I can't comment on your database experience since I don't know it, but the vast, vast majority of people underestimate by orders of magnitude what a database can handle.
If you're not a large public company we all know about (and you're not, if you haven't launched yet), you don't need all the horizontal scale you seem to be building.
I remember joining one company (still a startup but a large one about to IPO). My day#1 briefing was about how this one database was in urgent need of replacement with a dozen+ node cassandra cluster because it was about to exceed it's capacity any second now. That was to be my highest priority project.
I took some measurements on usage and capacity and put that project on the backburner. The db was nowhere near capacity on the small machine it was running on. Company grew a lot, did an IPO, grew some more. Years later I left. That db was still handling everything with plenty of headroom left to grow more.
> that at 100k DAU vertical
That's chump change size even for a medium EC2/RDS instance, which should be capable of tens of millions of queries a day without the CPU or disk complaining at you (unless all your queries are table scans or unindexed).

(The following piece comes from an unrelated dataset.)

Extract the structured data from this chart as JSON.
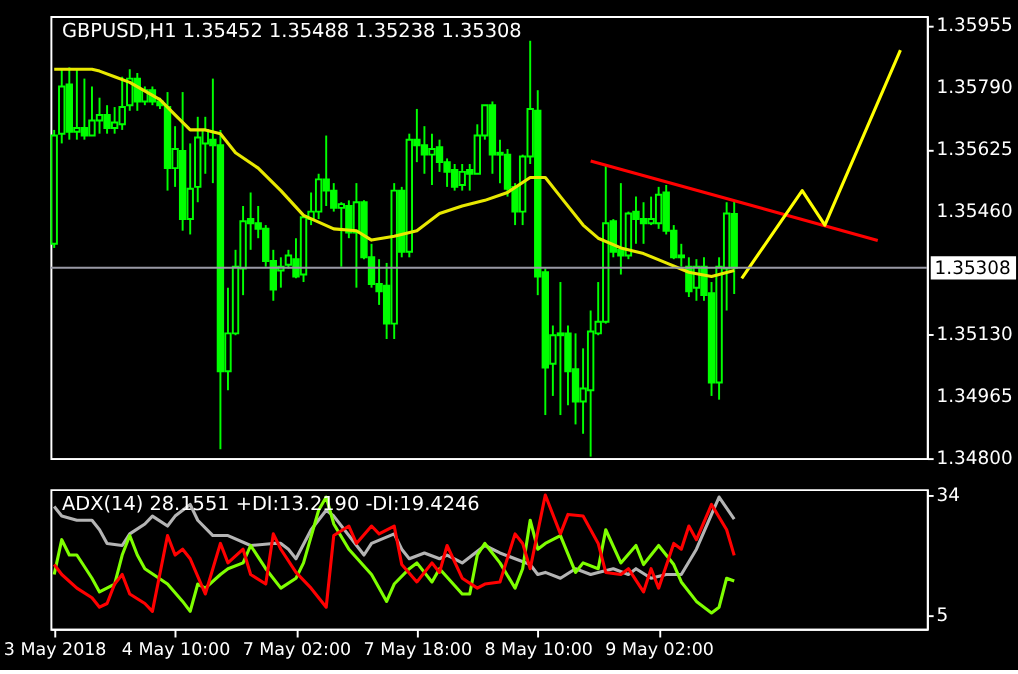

> my db doesn’t contain just “Bob ordered 5 widgets to Foo Lane” data
It doesn't matter, it's still just bytes. What will matter is your query pattern relative to the databases query planner efficacy, and how updates/deletes impact this.
> makes it very easy to manage data across realms
You can just as easily do this at first as separate databases/schemas on the same physical server, with different users and permissions to prevent cross-database/schema joins so that when you need to move them to different machines it's an easier process.
Everyone I know that has tested isolated multi-tenancy that wasn't dependent on legal needs ended up abandoning this approach and consolidating into as little hardware as possible. Heap Analytics had a blog post a few years ago about this, but I can't seem to find it.
Regardless, hope you success in your endeavor and that you come back in a few months to prove us all wrong.
If it's a game, transactions are usually either very few per player per day (login, begin or finish playing a level, say something in a chat, spend money on a loot box, etc.) or easily sharded (e.g. 30 commands per second for each of 10 players in a multiplayer level that lasts 10 minutes, not for each player all the time).